I visited the library today to get a book I needed for next semester's syllabus, and while there I went to the well-stocked and well-curated children's area to see if I could pick up anything for the kids.
While looking for books about sports, to feed one of Archer's obsessions, my eye was caught by the bright colors and crinkly plastic jacket of A Book About Design by Mark Gonyea. Sometime last year I brought home its sequel, Another Book About Design, and Cady Gray and I had read through it.
This one focuses on the relationships between space, simple shapes, and color. While Noel fixed dinner, Cady Gray read it to me, howling with laughter at the pages that talked to her (sample: one page asks you to imagine two intersecting straight lines drawn through an empty square, and the next page shows the same square with the legend, "Take your time, I'll wait").
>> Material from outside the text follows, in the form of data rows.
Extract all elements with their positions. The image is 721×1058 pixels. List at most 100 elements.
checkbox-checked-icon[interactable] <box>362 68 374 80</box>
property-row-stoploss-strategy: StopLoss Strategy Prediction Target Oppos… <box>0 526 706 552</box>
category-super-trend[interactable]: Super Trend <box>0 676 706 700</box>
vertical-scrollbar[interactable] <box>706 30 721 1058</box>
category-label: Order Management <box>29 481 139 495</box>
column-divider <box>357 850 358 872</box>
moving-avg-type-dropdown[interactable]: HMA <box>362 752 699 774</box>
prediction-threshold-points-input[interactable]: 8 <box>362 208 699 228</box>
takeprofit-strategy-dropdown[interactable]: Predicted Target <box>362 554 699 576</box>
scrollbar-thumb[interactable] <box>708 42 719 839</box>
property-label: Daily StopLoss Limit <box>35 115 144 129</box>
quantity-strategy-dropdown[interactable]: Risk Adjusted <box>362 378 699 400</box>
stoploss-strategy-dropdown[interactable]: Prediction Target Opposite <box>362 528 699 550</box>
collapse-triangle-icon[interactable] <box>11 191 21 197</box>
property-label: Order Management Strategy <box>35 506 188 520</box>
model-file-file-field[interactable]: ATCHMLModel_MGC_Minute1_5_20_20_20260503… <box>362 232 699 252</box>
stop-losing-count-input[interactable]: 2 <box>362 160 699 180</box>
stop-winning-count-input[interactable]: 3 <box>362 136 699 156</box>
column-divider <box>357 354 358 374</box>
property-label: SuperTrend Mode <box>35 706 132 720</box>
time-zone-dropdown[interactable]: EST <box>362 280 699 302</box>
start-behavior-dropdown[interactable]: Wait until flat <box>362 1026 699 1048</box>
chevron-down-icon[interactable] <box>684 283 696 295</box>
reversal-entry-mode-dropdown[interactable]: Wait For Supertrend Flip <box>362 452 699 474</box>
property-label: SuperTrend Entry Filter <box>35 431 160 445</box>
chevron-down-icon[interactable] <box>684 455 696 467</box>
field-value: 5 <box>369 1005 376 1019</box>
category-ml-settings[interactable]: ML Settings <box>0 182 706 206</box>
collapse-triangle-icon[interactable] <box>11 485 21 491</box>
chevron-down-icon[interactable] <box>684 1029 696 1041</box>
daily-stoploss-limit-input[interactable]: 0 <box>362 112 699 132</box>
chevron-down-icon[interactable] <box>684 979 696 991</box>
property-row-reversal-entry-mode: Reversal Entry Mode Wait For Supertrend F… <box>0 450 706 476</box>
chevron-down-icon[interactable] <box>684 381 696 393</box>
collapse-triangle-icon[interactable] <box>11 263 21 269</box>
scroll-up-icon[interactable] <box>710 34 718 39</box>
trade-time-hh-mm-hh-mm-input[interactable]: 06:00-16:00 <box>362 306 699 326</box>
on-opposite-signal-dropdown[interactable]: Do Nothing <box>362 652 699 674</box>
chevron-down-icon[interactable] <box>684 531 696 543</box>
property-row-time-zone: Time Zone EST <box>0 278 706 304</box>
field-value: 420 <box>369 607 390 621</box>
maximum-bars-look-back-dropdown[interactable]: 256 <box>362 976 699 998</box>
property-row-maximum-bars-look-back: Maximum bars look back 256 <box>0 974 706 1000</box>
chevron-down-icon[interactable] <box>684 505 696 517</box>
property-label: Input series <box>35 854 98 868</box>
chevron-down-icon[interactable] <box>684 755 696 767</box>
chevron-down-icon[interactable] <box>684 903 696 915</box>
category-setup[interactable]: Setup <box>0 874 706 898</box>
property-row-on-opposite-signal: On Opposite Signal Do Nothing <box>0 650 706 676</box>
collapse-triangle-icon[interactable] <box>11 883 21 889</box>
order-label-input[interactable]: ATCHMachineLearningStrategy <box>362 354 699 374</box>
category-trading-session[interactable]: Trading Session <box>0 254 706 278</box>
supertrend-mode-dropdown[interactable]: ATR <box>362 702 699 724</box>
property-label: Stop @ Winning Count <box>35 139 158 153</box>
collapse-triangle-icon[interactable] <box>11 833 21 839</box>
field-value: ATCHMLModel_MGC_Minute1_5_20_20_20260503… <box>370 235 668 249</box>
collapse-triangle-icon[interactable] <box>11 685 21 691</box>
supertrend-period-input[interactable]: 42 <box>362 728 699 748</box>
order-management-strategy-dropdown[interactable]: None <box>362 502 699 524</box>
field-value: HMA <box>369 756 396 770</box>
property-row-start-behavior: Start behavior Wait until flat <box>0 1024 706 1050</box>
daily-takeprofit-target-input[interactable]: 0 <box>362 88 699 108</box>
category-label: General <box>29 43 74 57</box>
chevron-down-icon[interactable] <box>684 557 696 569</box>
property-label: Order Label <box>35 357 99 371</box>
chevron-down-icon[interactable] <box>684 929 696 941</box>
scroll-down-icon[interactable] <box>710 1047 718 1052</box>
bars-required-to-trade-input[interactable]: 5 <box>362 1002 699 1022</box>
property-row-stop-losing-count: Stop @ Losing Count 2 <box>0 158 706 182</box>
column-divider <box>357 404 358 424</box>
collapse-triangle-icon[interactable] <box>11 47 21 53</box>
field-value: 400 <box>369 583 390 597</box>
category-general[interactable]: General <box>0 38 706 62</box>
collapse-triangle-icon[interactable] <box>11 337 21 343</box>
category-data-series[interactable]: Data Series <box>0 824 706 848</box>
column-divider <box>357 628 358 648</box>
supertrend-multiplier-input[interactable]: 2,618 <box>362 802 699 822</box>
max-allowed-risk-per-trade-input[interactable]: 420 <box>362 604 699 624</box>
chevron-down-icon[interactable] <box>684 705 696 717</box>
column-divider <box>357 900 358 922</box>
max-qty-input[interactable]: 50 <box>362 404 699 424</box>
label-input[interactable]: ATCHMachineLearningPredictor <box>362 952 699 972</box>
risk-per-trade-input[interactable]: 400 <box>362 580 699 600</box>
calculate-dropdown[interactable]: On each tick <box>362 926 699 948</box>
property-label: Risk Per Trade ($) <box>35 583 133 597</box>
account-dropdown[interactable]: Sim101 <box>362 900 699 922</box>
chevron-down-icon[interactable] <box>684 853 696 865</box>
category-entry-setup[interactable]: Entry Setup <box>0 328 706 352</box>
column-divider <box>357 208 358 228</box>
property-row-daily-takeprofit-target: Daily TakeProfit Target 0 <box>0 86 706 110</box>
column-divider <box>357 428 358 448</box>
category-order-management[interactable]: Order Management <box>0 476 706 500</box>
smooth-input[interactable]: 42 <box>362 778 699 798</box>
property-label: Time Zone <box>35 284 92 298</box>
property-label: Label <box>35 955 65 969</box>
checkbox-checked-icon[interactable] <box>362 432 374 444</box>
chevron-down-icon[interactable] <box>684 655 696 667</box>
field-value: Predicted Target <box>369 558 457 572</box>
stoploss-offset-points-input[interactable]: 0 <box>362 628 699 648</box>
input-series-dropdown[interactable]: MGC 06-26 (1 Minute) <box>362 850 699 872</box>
The book makes an interesting move from looking at how changing size, shape, balance, and relationships changes the overall perception of a graphic, to thinking about "importance" and how it's communicated through design. Where are your eyes drawn? What lets you know what part of the page to look at first? And if you tweak a texture over here, you have to rethink the whole thing -- because changing one thing changes everything.
I'm fascinated by design. Not being artistically inclined, I'm in awe of the way some people can see these things instinctively. And so I appreciate when someone takes the time to move the pieces around and talk about what happens.